Inclusion Matters: Rethinking Data Governance Through an Accessibility Lens
Inclusion is not a peripheral concern—it is a core requirement for building data systems that serve the public good. Yet, the second edition of the Global Data Barometer (GDB) reveals that most data governance frameworks remain far from inclusive, particularly when it comes to accessibility for persons with disabilities and linguistic diversity. This blog post explores the inclusion cross-cutting theme, which brings together evidence from across indicators to examine whether current data systems are designed with all users in mind.
Cross-cutting themes in the GDB go beyond individual indicators or sectors. They reassemble components from multiple parts of the survey, weaving together sub-questions, elements, and supporting responses to surface patterns that traditional sectoral analysis might miss. The inclusion theme does just that—providing a multidimensional view of how well data systems reflect, represent, and serve diverse populations.
The findings are sobering. Only a handful of countries have comprehensive legal or regulatory frameworks that explicitly require disability-inclusive data practices. Even where such requirements exist, they rarely span the full data lifecycle—from collection and consent to publication and correction. Promising examples, such as efforts in Peru and Brazil, remain the exception rather than the rule—and even there, implementation is uneven and institutional oversight is limited.
In practice, this means that persons with disabilities are often excluded not just from the benefits of data, but also from the processes through which data is generated, governed, and used. The lack of inclusive standards results in gaps in representation, reduced accountability, and missed opportunities for policy responsiveness.

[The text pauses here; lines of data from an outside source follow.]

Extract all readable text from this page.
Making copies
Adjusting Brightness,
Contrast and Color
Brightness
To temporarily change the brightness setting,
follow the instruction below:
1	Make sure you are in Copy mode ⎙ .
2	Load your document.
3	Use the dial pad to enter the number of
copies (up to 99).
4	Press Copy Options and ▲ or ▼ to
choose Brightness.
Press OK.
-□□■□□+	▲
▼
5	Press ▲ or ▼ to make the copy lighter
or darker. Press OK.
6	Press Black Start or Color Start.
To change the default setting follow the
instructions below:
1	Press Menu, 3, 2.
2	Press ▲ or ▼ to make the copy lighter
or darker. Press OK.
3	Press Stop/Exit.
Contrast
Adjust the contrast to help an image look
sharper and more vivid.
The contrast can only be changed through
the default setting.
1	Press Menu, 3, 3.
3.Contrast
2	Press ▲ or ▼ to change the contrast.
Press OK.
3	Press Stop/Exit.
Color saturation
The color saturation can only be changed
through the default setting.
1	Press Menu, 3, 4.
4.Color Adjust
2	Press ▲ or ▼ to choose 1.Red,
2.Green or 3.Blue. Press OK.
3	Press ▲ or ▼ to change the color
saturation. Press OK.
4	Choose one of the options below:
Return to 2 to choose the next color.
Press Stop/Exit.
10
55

Another overlooked but equally critical dimension is linguistic inclusion. While governments frequently publish data in official languages, the exclusion of indigenous or other local languages remains a major barrier to access. This is especially acute in multilingual countries where significant portions of the population may be unable to meaningfully engage with public data due to language mismatches. The absence of Indigenous languages from data systems not only limits accessibility—it reinforces existing structural inequities, preventing marginalized communities from participating fully in civic life or holding institutions accountable.
Taken together, these findings point to a deeper issue: data governance systems are too often designed without the diversity of end users in mind. Inclusion is not just about ticking a box or adding a translation—it’s about embedding equity into the architecture of data ecosystems. This requires proactive design choices, legal safeguards, and participatory processes that bring affected communities into the center of decision-making.
To build truly inclusive data systems, countries must expand the scope of accessibility beyond technical standards and think critically about who is represented, who is excluded, and what systemic changes are needed to close these gaps. The GDB’s cross-cutting analysis on inclusion makes clear that advancing data justice begins with reimagining accessibility—not as an afterthought, but as a foundational design principle.